Transaksi pun terjadi pada saham perusahaan yang memiliki kapitalisasi pasar (market capitalization) yang jauh lebih kecil dari setengah transaksi itu, yaitu cuma Rp 5,8 triliun-Rp 5,9 triliun (saat itu harga saham Rp 378-Rp 384 per unit).
Terkait dengan Marga Abhinaya Abadi, perusahaan yang didirikan dengan nama PT Lintas Insana Wisesa pada 2009 itu merupakan perusahaan pembangunan properti, perhotelan, dan restoran milik PT Saligading Bersama (SGB).
Saligading Bersama didirikan oleh mantan direktur utama PT Pembangunan Perumahan Tbk (PTPP) periode 2004-2011 Musyanif bersama beberapa koleganya dari salah satu BUMN karya tersebut.
Posisi harga terakhir tadi malam, harga saham MABA Rp 174 dan berkapitalisasi pasar yang tinggal Rp 2,67 triliun, karena sebelumnya saham perseroan pernah menyenggol Rp 2.590 pada 26 Juli 2017.
Kenaikan harga sahamnya tersebut juga hanya berselang sekitar sebulan setelah MABA mencatatkan sahamnya (listing) di bursa pada 22 Juni tahun yang sama.
Ketika IPO, harga sahamnya ditetapkan Rp 112 dan mencerminkan kenaikan sahamnya hingga level tertinggi Rp 2.590 tadi dengan level fantastis yaitu hingga 2.212%.
Ini jumbo kedua.

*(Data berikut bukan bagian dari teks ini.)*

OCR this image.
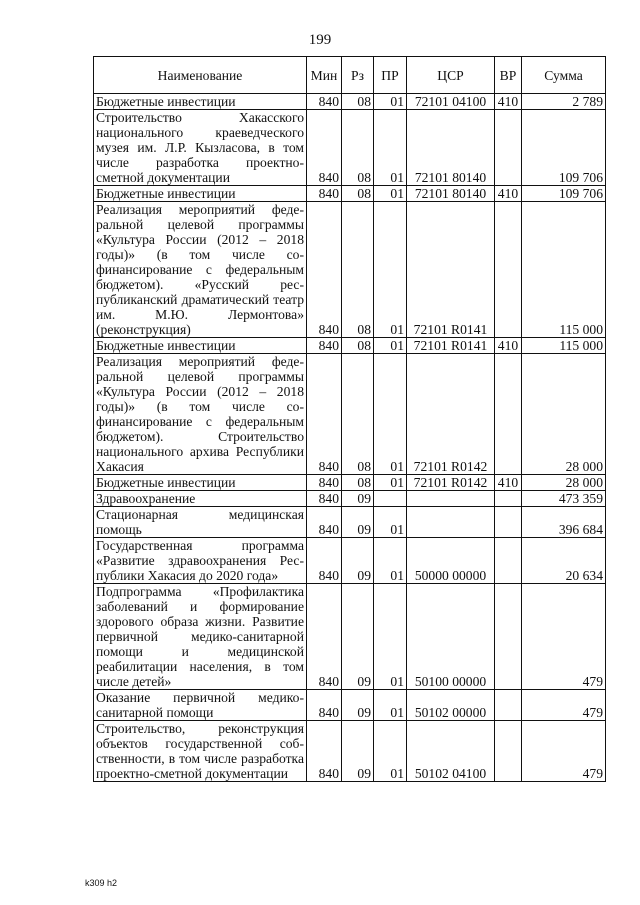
199
Наименование	Мин	Рз	ПР	ЦСР	ВР	Сумма
Бюджетные инвестиции	840	08	01	72101 04100	410	2 789
Строительство Хакасского национального краеведческого музея им. Л.Р. Кызласова, в том числе разработка проектно-сметной документации	840	08	01	72101 80140		109 706
Бюджетные инвестиции	840	08	01	72101 80140	410	109 706
Реализация мероприятий федеральной целевой программы «Культура России (2012 – 2018 годы)» (в том числе софинансирование с федеральным бюджетом). «Русский республиканский драматический театр им. М.Ю. Лермонтова» (реконструкция)	840	08	01	72101 R0141		115 000
Бюджетные инвестиции	840	08	01	72101 R0141	410	115 000
Реализация мероприятий федеральной целевой программы «Культура России (2012 – 2018 годы)» (в том числе софинансирование с федеральным бюджетом). Строительство национального архива Республики Хакасия	840	08	01	72101 R0142		28 000
Бюджетные инвестиции	840	08	01	72101 R0142	410	28 000
Здравоохранение	840	09				473 359
Стационарная медицинская помощь	840	09	01			396 684
Государственная программа «Развитие здравоохранения Республики Хакасия до 2020 года»	840	09	01	50000 00000		20 634
Подпрограмма «Профилактика заболеваний и формирование здорового образа жизни. Развитие первичной медико-санитарной помощи и медицинской реабилитации населения, в том числе детей»	840	09	01	50100 00000		479
Оказание первичной медико-санитарной помощи	840	09	01	50102 00000		479
Строительство, реконструкция объектов государственной собственности, в том числе разработка проектно-сметной документации	840	09	01	50102 04100		479
k309 h2
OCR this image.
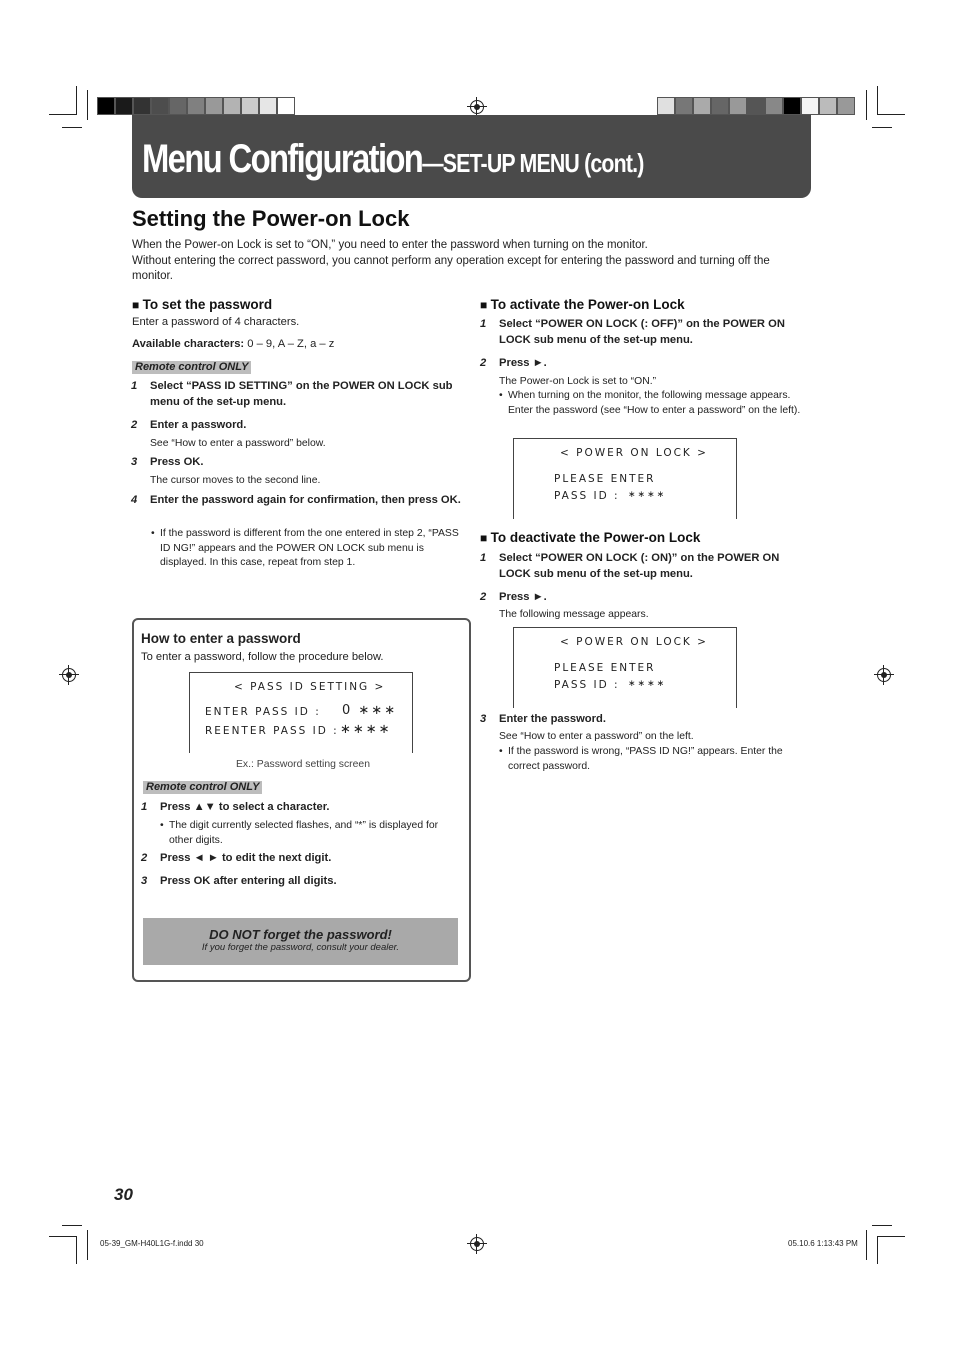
Menu Configuration—SET-UP MENU (cont.)
Setting the Power-on Lock
When the Power-on Lock is set to “ON,” you need to enter the password when turning on the monitor.
Without entering the correct password, you cannot perform any operation except for entering the password and turning off the monitor.
■ To set the password
Enter a password of 4 characters.
Available characters: 0 – 9, A – Z, a – z
Remote control ONLY
1 Select “PASS ID SETTING” on the POWER ON LOCK sub menu of the set-up menu.
2 Enter a password.
See “How to enter a password” below.
3 Press OK.
The cursor moves to the second line.
4 Enter the password again for confirmation, then press OK.
• If the password is different from the one entered in step 2, “PASS ID NG!” appears and the POWER ON LOCK sub menu is displayed. In this case, repeat from step 1.
How to enter a password
To enter a password, follow the procedure below.
< PASS ID SETTING >
ENTER PASS ID : 0 ∗∗∗
REENTER PASS ID : ∗∗∗∗
Ex.: Password setting screen
Remote control ONLY
1 Press ▲▼ to select a character.
• The digit currently selected flashes, and “*” is displayed for other digits.
2 Press ◄ ► to edit the next digit.
3 Press OK after entering all digits.
DO NOT forget the password!
If you forget the password, consult your dealer.
■ To activate the Power-on Lock
1 Select “POWER ON LOCK (: OFF)” on the POWER ON LOCK sub menu of the set-up menu.
2 Press ►.
The Power-on Lock is set to “ON.”
• When turning on the monitor, the following message appears. Enter the password (see “How to enter a password” on the left).
< POWER ON LOCK >
PLEASE ENTER
PASS ID : ∗∗∗∗
■ To deactivate the Power-on Lock
1 Select “POWER ON LOCK (: ON)” on the POWER ON LOCK sub menu of the set-up menu.
2 Press ►.
The following message appears.
< POWER ON LOCK >
PLEASE ENTER
PASS ID : ∗∗∗∗
3 Enter the password.
See “How to enter a password” on the left.
• If the password is wrong, “PASS ID NG!” appears. Enter the correct password.
30
05-39_GM-H40L1G-f.indd 30	05.10.6 1:13:43 PM
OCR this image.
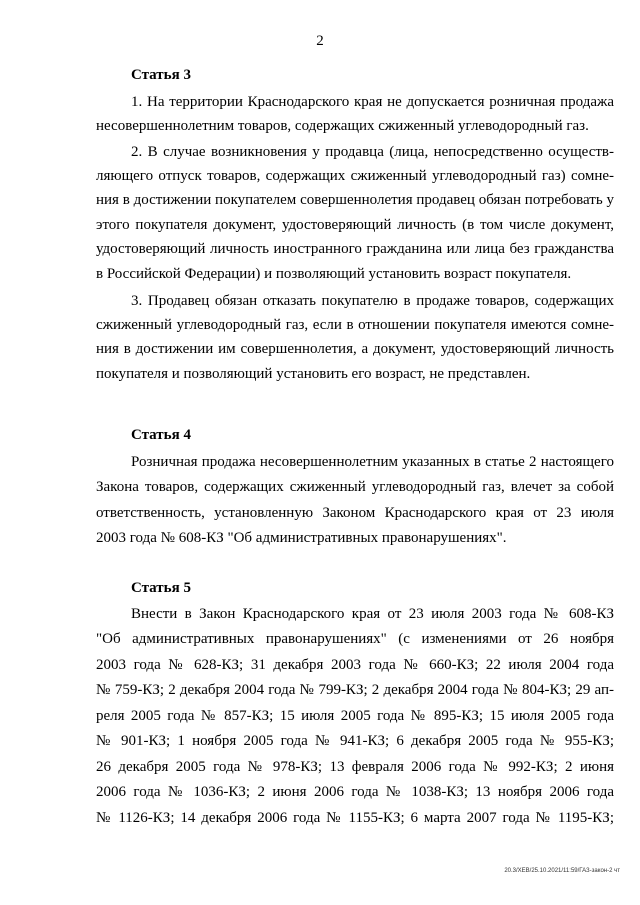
2
Статья 3
1. На территории Краснодарского края не допускается розничная продажа
несовершеннолетним товаров, содержащих сжиженный углеводородный газ.
2. В случае возникновения у продавца (лица, непосредственно осуществ-
ляющего отпуск товаров, содержащих сжиженный углеводородный газ) сомне-
ния в достижении покупателем совершеннолетия продавец обязан потребовать у
этого покупателя документ, удостоверяющий личность (в том числе документ,
удостоверяющий личность иностранного гражданина или лица без гражданства
в Российской Федерации) и позволяющий установить возраст покупателя.
3. Продавец обязан отказать покупателю в продаже товаров, содержащих
сжиженный углеводородный газ, если в отношении покупателя имеются сомне-
ния в достижении им совершеннолетия, а документ, удостоверяющий личность
покупателя и позволяющий установить его возраст, не представлен.
Статья 4
Розничная продажа несовершеннолетним указанных в статье 2 настоящего
Закона товаров, содержащих сжиженный углеводородный газ, влечет за собой
ответственность, установленную Законом Краснодарского края от 23 июля
2003 года № 608-КЗ "Об административных правонарушениях".
Статья 5
Внести в Закон Краснодарского края от 23 июля 2003 года № 608-КЗ
"Об административных правонарушениях" (с изменениями от 26 ноября
2003 года № 628-КЗ; 31 декабря 2003 года № 660-КЗ; 22 июля 2004 года
№ 759-КЗ; 2 декабря 2004 года № 799-КЗ; 2 декабря 2004 года № 804-КЗ; 29 ап-
реля 2005 года № 857-КЗ; 15 июля 2005 года № 895-КЗ; 15 июля 2005 года
№ 901-КЗ; 1 ноября 2005 года № 941-КЗ; 6 декабря 2005 года № 955-КЗ;
26 декабря 2005 года № 978-КЗ; 13 февраля 2006 года № 992-КЗ; 2 июня
2006 года № 1036-КЗ; 2 июня 2006 года № 1038-КЗ; 13 ноября 2006 года
№ 1126-КЗ; 14 декабря 2006 года № 1155-КЗ; 6 марта 2007 года № 1195-КЗ;
20.3/ХЕВ/25.10.2021/11:59/ГАЗ-закон-2 чт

Kembali ketika IPO, MABA hanya menawarkan 474 juta sahamnya kepada publik dengan raihan dana Rp 53,08 miliar, bersamaan juga dengan aksi menukarkan utangnya menjadi 711 juta saham senilai Rp 79,63 miliar.
Nilai jumbo lain yang dapat ditemui dari perusahaan adalah aksi korporasinya setelah sahamnya tercatat di bursa, yaitu menambah modal dengan hak memesan efek terlebih dahulu (HMETD/rights issue) bernilai jumbo juga pada akhir 2017.
Dalam hajatan kali itu, perusahaan menerbitkan 15 juta saham (253,16% dari modal disetor MABA) di harga Rp 282,6 untuk membeli 5,9 miliar (98,34%) saham perusahaan afiliasi yaitu PT Anugerah Berkah Madani (ABMA) dari Saligading Bersama pada 27 Desember 2017.
Mayoritas dana rights issue akan digunakan untuk pembelian Rp 2,65 triliun terhadap ABMA oleh MABA, perusahaan yang pada Juni 2017 hanya beraset Rp 734,23 miliar. Meskipun ada potensi pihak lain mengeksekusi haknya, transaksi itu menggunakan mekanisme inbreng yang menarik karena terjadi di antara dua entitas yang sama-sama dimiliki Saligading Bersama.
Saligading Bersama memiliki 5,9 milar (99%) saham Anugerah Berkah Madani.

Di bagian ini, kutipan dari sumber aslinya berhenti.